A genetic marker for a future condition, even in the complete absence of symptoms, can affect the rate class an applicant receives or trigger additional scrutiny. His recommendation is unambiguous: secure or expand individual disability coverage before undergoing genetic testing or elective diagnostic procedures, not after.
The same logic applies to anyone preparing for a medical exam as part of a new application. Eskoz outlined a set of practical steps that can meaningfully affect results. Fasting for at least eight hours before the exam, scheduling it in the morning, avoiding alcohol for several days beforehand, and staying well hydrated all contribute to cleaner lab results. He also flagged one that surprises many applicants: intense physical exercise in the 24 to 48 hours before an exam can cause protein levels in urine to spike, which underwriters may flag as a concern. “The harder you work out, the more you could see certain things in your urine that show up,” he said, noting that this has affected rate classes more than applicants expected.

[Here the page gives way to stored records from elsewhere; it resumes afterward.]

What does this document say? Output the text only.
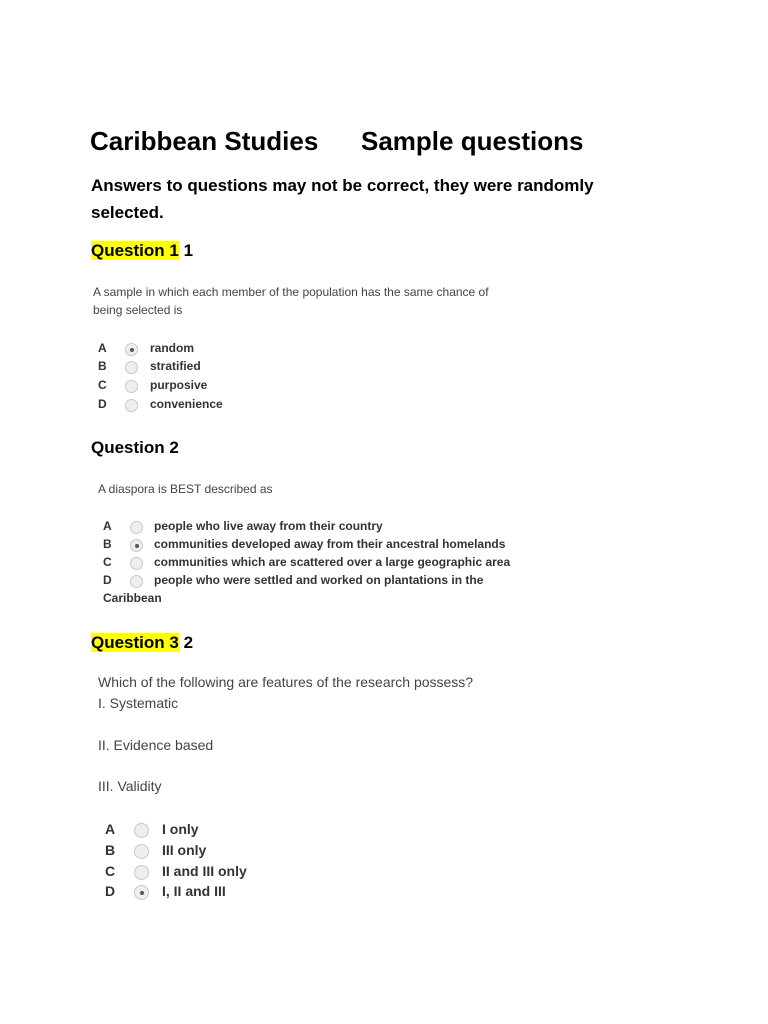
Caribbean Studies Sample questions
Answers to questions may not be correct, they were randomly
selected.
Question 1 1
A sample in which each member of the population has the same chance of
being selected is
A	random
B	stratified
C	purposive
D	convenience
Question 2
A diaspora is BEST described as
A	people who live away from their country
B	communities developed away from their ancestral homelands
C	communities which are scattered over a large geographic area
D	people who were settled and worked on plantations in the
Caribbean
Question 3 2
Which of the following are features of the research possess?
I. Systematic
II. Evidence based
III. Validity
A	I only
B	III only
C	II and III only
D	I, II and III
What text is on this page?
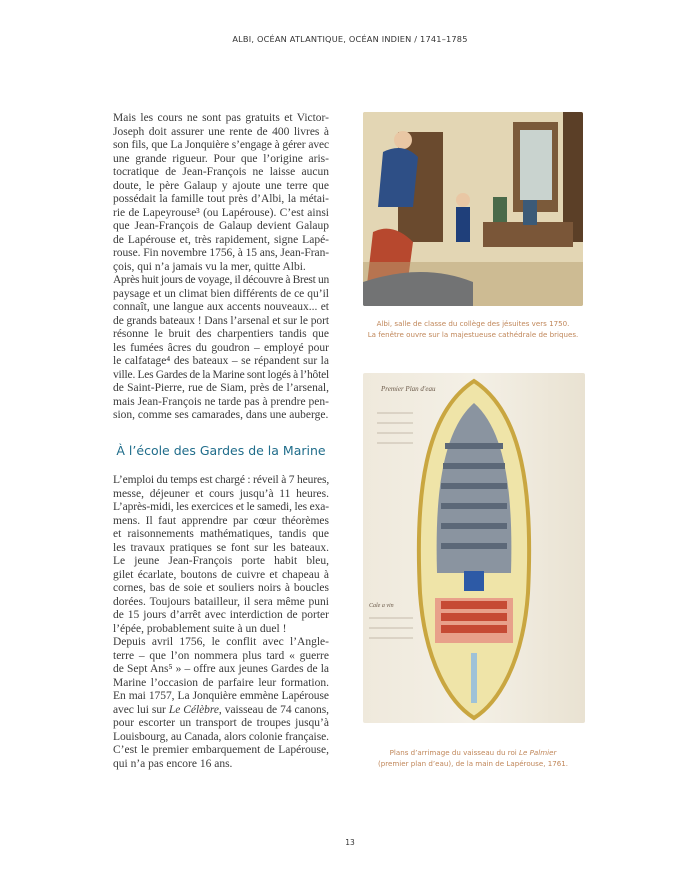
ALBI, OCÉAN ATLANTIQUE, OCÉAN INDIEN / 1741–1785
Mais les cours ne sont pas gratuits et Victor-
Joseph doit assurer une rente de 400 livres à
son fils, que La Jonquière s’engage à gérer avec
une grande rigueur. Pour que l’origine aris-
tocratique de Jean-François ne laisse aucun
doute, le père Galaup y ajoute une terre que
possédait la famille tout près d’Albi, la métai-
rie de Lapeyrouse³ (ou Lapérouse). C’est ainsi
que Jean-François de Galaup devient Galaup
de Lapérouse et, très rapidement, signe Lapé-
rouse. Fin novembre 1756, à 15 ans, Jean-Fran-
çois, qui n’a jamais vu la mer, quitte Albi.
Après huit jours de voyage, il découvre à Brest un
paysage et un climat bien différents de ce qu’il
connaît, une langue aux accents nouveaux... et
de grands bateaux ! Dans l’arsenal et sur le port
résonne le bruit des charpentiers tandis que
les fumées âcres du goudron – employé pour
le calfatage⁴ des bateaux – se répandent sur la
ville. Les Gardes de la Marine sont logés à l’hôtel
de Saint-Pierre, rue de Siam, près de l’arsenal,
mais Jean-François ne tarde pas à prendre pen-
sion, comme ses camarades, dans une auberge.
À l’école des Gardes de la Marine
L’emploi du temps est chargé : réveil à 7 heures,
messe, déjeuner et cours jusqu’à 11 heures.
L’après-midi, les exercices et le samedi, les exa-
mens. Il faut apprendre par cœur théorèmes
et raisonnements mathématiques, tandis que
les travaux pratiques se font sur les bateaux.
Le jeune Jean-François porte habit bleu,
gilet écarlate, boutons de cuivre et chapeau à
cornes, bas de soie et souliers noirs à boucles
dorées. Toujours batailleur, il sera même puni
de 15 jours d’arrêt avec interdiction de porter
l’épée, probablement suite à un duel !
Depuis avril 1756, le conflit avec l’Angle-
terre – que l’on nommera plus tard « guerre
de Sept Ans⁵ » – offre aux jeunes Gardes de la
Marine l’occasion de parfaire leur formation.
En mai 1757, La Jonquière emmène Lapérouse
avec lui sur Le Célèbre, vaisseau de 74 canons,
pour escorter un transport de troupes jusqu’à
Louisbourg, au Canada, alors colonie française.
C’est le premier embarquement de Lapérouse,
qui n’a pas encore 16 ans.
Albi, salle de classe du collège des jésuites vers 1750.
La fenêtre ouvre sur la majestueuse cathédrale de briques.
Premier Plan d'eau
Cale a vin
Plans d’arrimage du vaisseau du roi Le Palmier
(premier plan d’eau), de la main de Lapérouse, 1761.
13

For professionals with a more complicated medical history who need to apply for new or increased coverage after a job change, Eskoz described a pre-underwriting process that most consumers never encounter. Before a formal application is submitted, an experienced broker can present an anonymous summary of a client’s medical situation to multiple carriers and collect preliminary assessments. No application is on file, no decline is recorded, and the client gets a realistic read on which companies are likely to offer coverage and on what terms.
“I match up the risk to the insurance company,” Eskoz explained on the podcast. “You’re looking for companies to avoid and companies that are a little more magnetic to what your situation is.” That matchmaking step, done before any paperwork is submitted, can be the difference between a favorable offer and an unnecessary decline on record.
Disability insurance is not a product that functions well on autopilot. The policy itself is portable. Whether it remains appropriate — and whether the underwriting strategy around any new application is as strong as it can be — is a different question, and one that deserves attention each time a professional’s career or personal situation shifts in a meaningful way.
For physicians, attorneys, dentists, and other high-income professionals managing career transitions, the time to evaluate individual disability coverage options is before a change takes effect, not after.